According to Spanish news reports, 225,000 people were evacuated in Camaguey, 150,000 in Santiago de Cuba, 120,000 in Matanzas, 108,000 in Holguin, 44,000 in Cienfuegos, 34,000 in Las Tunas and another 25,000 in Guantanamo — including the nearly the entire coastal city of Baracoa.
At dawn Sunday, the government began evacuating people who live near dams and along rivers, particularly Cuba's largest _ the flood-prone Cauto River in Granma province.
The AIN government news agency reported intense evacuations were underway of Cauto Cristo, Rio Cauto and Jiguani, which are on the hurricane's path and suffered tremendous flooding during Hurricane Noel last year.
Thousands of boarding school students were sent home Saturday afternoon, and 13,000 tourists were evacuated from the Varadero beach resort in Matanzas, east of Havana.
"All the people who have the biggest risks have evacuated. People go to the homes of their neighbors and family who have better, stronger structures," said Rafael Fernandez, who was helping protect a friend's Guantanamo home Sunday afternoon. "It's drizzling already. I have to go. I need to protect the door."
Authorities urged people who live in homes with tile roofs to leave and head for sturdier shelter. Officials worried about dams, which by Sunday were already at 80 percent capacity.
In Las Tunas, at least 209 shelters opened.
"Saving lives is our first priority," Machado Ventura told Cubavision. "In second place, we have to protect our resources. The storm last week affected our economy and resources tremendously. What we have left, we have to protect to the maximum."

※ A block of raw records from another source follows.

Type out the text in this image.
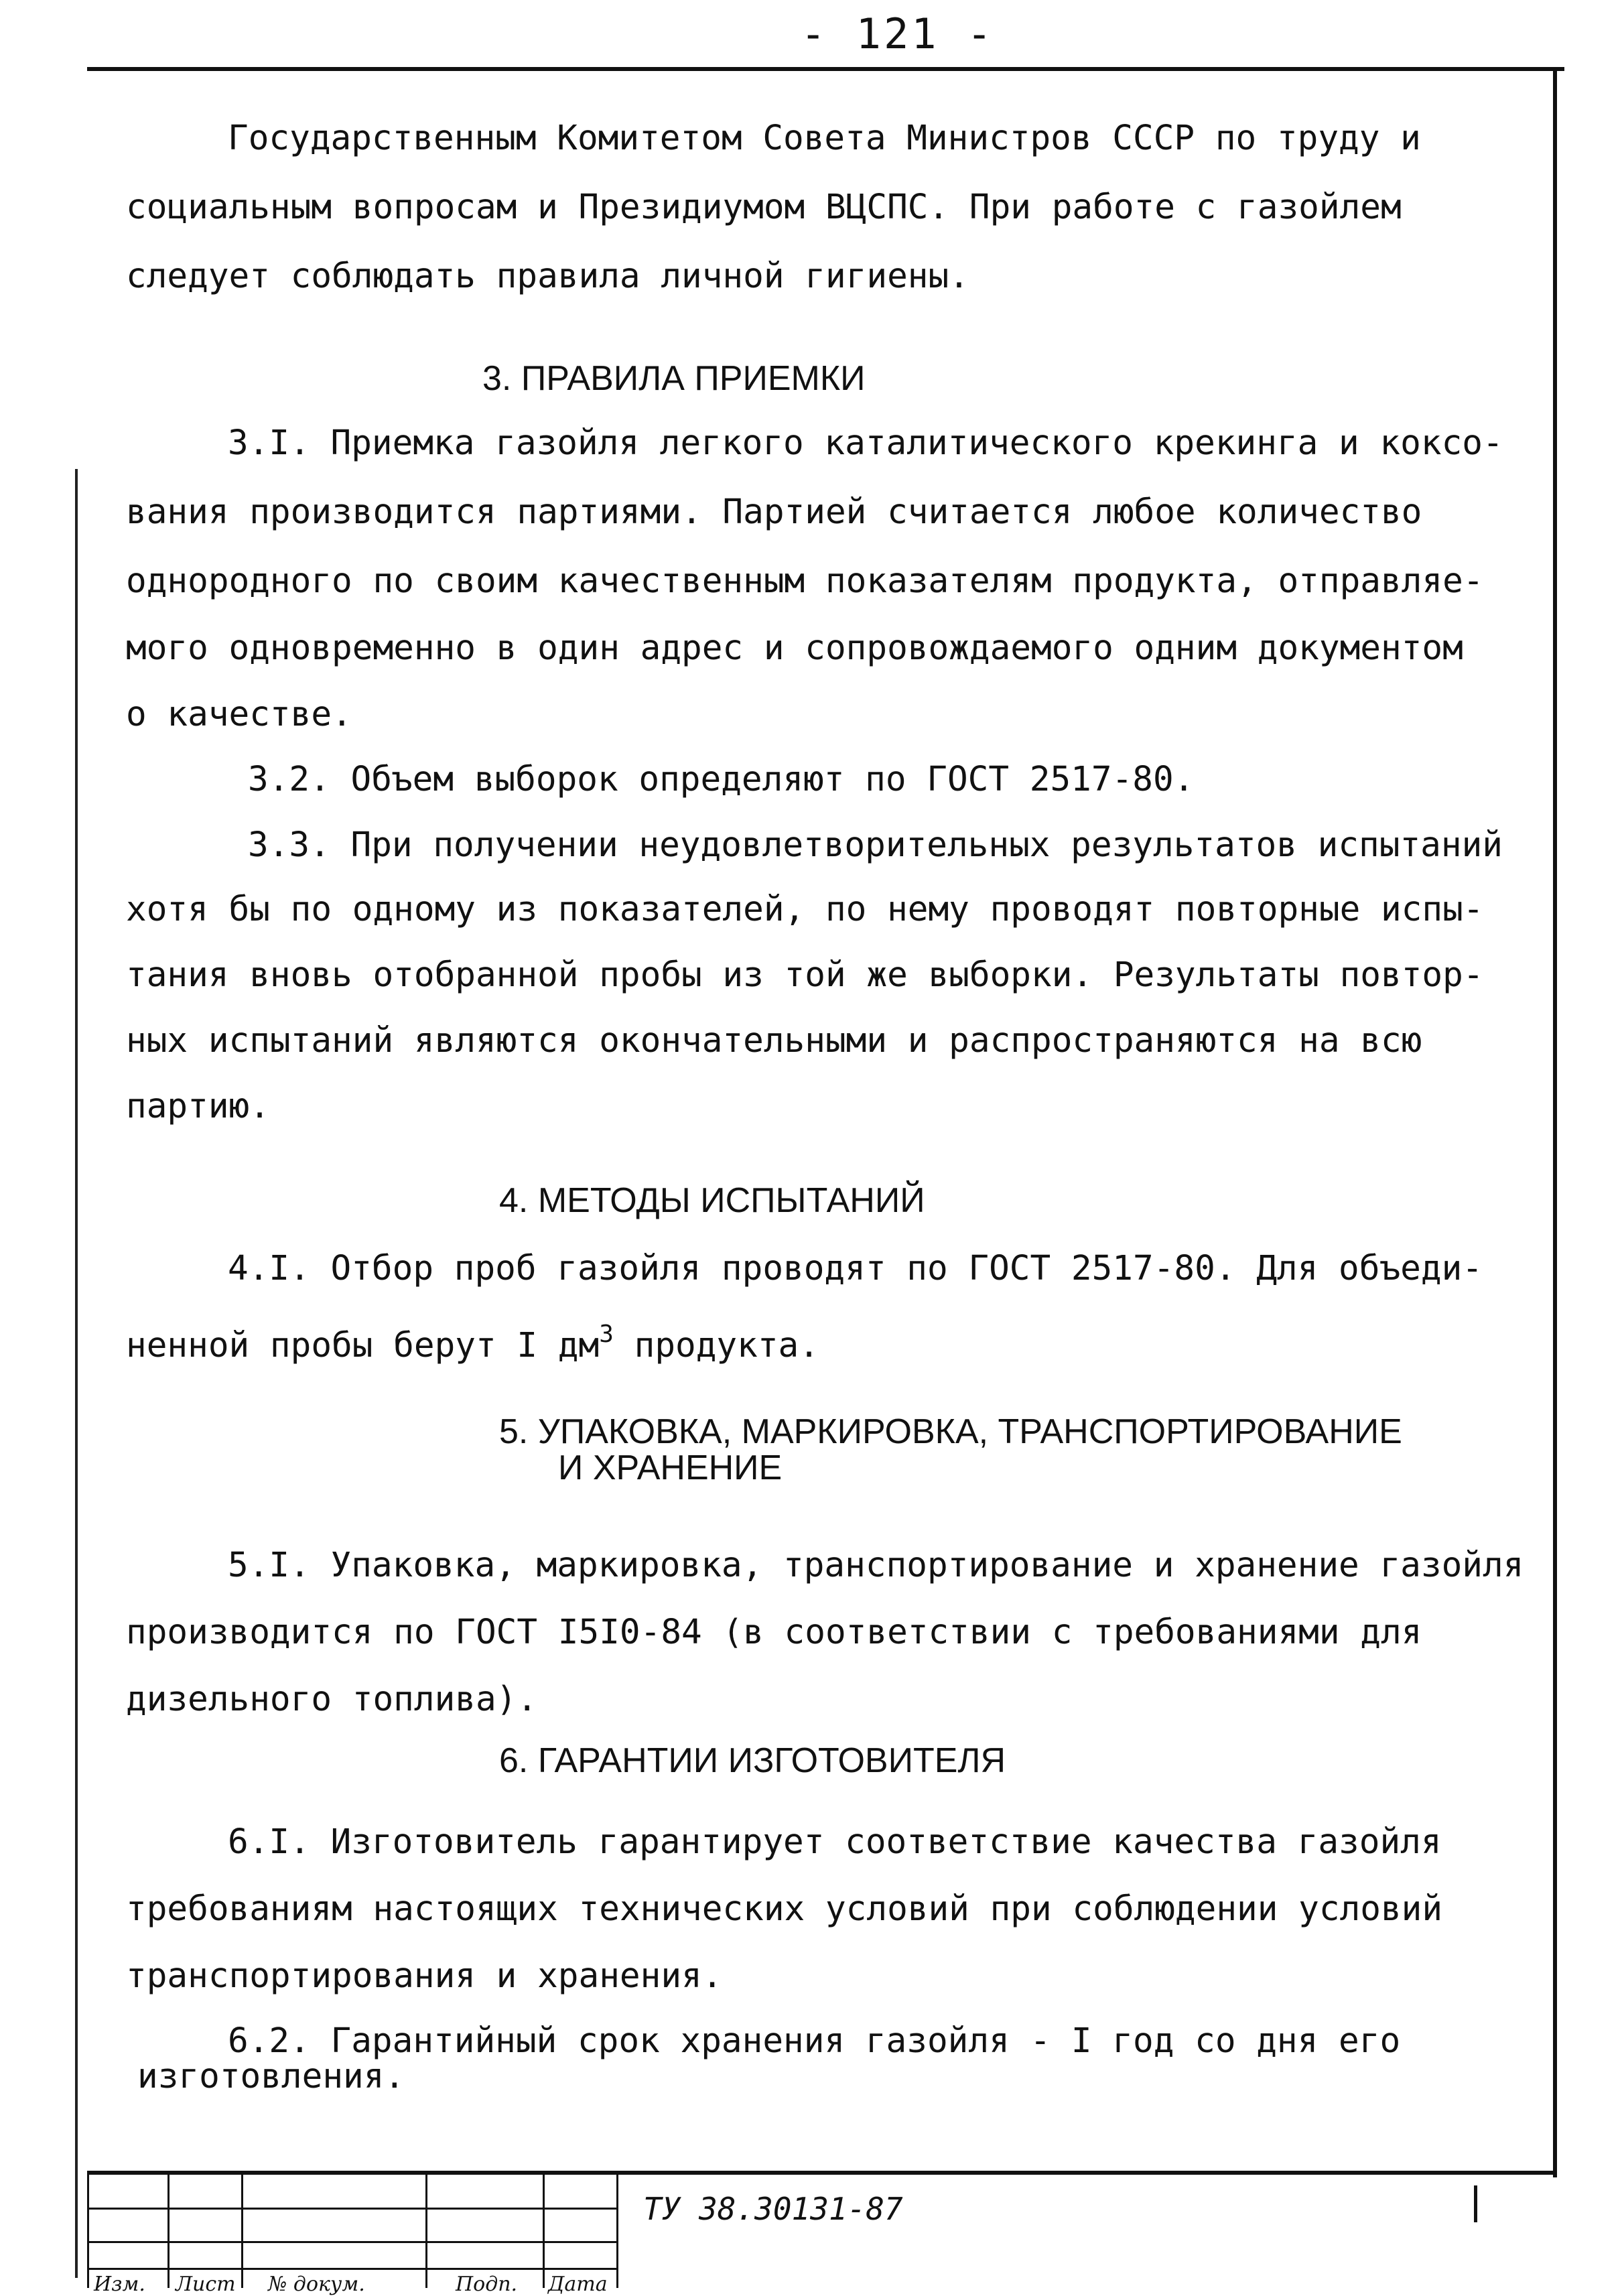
- 121 -

Государственным Комитетом Совета Министров СССР по труду и

социальным вопросам и Президиумом ВЦСПС. При работе с газойлем

следует соблюдать правила личной гигиены.

3. ПРАВИЛА ПРИЕМКИ

3.I. Приемка газойля легкого каталитического крекинга и коксо-

вания производится партиями. Партией считается любое количество

однородного по своим качественным показателям продукта, отправляе-

мого одновременно в один адрес и сопровождаемого одним документом

о качестве.

3.2. Объем выборок определяют по ГОСТ 2517-80.

3.3. При получении неудовлетворительных результатов испытаний

хотя бы по одному из показателей, по нему проводят повторные испы-

тания вновь отобранной пробы из той же выборки. Результаты повтор-

ных испытаний являются окончательными и распространяются на всю

партию.

4. МЕТОДЫ ИСПЫТАНИЙ

4.I. Отбор проб газойля проводят по ГОСТ 2517-80. Для объеди-

ненной пробы берут I $дм^3$ продукта.

5. УПАКОВКА, МАРКИРОВКА, ТРАНСПОРТИРОВАНИЕ
И ХРАНЕНИЕ

5.I. Упаковка, маркировка, транспортирование и хранение газойля

производится по ГОСТ I5I0-84 (в соответствии с требованиями для

дизельного топлива).

6. ГАРАНТИИ ИЗГОТОВИТЕЛЯ

6.I. Изготовитель гарантирует соответствие качества газойля

требованиям настоящих технических условий при соблюдении условий

транспортирования и хранения.

6.2. Гарантийный срок хранения газойля - I год со дня его

изготовления.

Изм. Лист № докум.	Подп. Дата
ТУ 38.30131-87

In Guantanamo province, president of the civil defense council Rene Gamboa said wind gusts of up to 81 mph began sweeping the province early Sunday afternoon. Sustained winds were at about 37 mph, he said.
"We're seeing 12 to 15 foot waves," Gamboa said on the news. "In the last 24 hours, we've already had two inches of rain."
By 11 a.m. Sunday, electrical poles were collapsing.
In Havana, residents seemed largely oblivious. Children played with spinning tops and rode their bikes through the streets. Fishermen cast lines off the seawall as tourists were relaxed at open-air cafes.
"Hopefully it won't come through here," said Yusenka, who was selling dolls and other trinkets out of her Old Havana home. "We'll see."
She said she was confident her home would hold up.
Cuban television showed the government's top leadership gathered with civil defense leaders throughout the eastern provinces. Footage of President Raul Castro showed him in a dress shirt and tie presiding over a meeting with Cuba's top government ministers and Venezuela's Defense Minister Gustavo Reyes, who is visiting Havana to help with Gustav damages.
Unlike his brother Fidel _ who would spend hours on television directing storm preparations _ Raul Castro kept a low profile.
"It's raining very heavily now and some strong winds are blowing," Rosel Ramirez, director of an orphanage in Holguin, said by telephone. "Hurricanes are dangerous. And this province does not have a lot of experience with hurricanes."
The children were prepared for the storm psychologically by talking to them and showing them images of what happened with Gustav last week. The children, he said, were not nervous.
"They are quiet. They almost don't seem Cuban," he said with a laugh.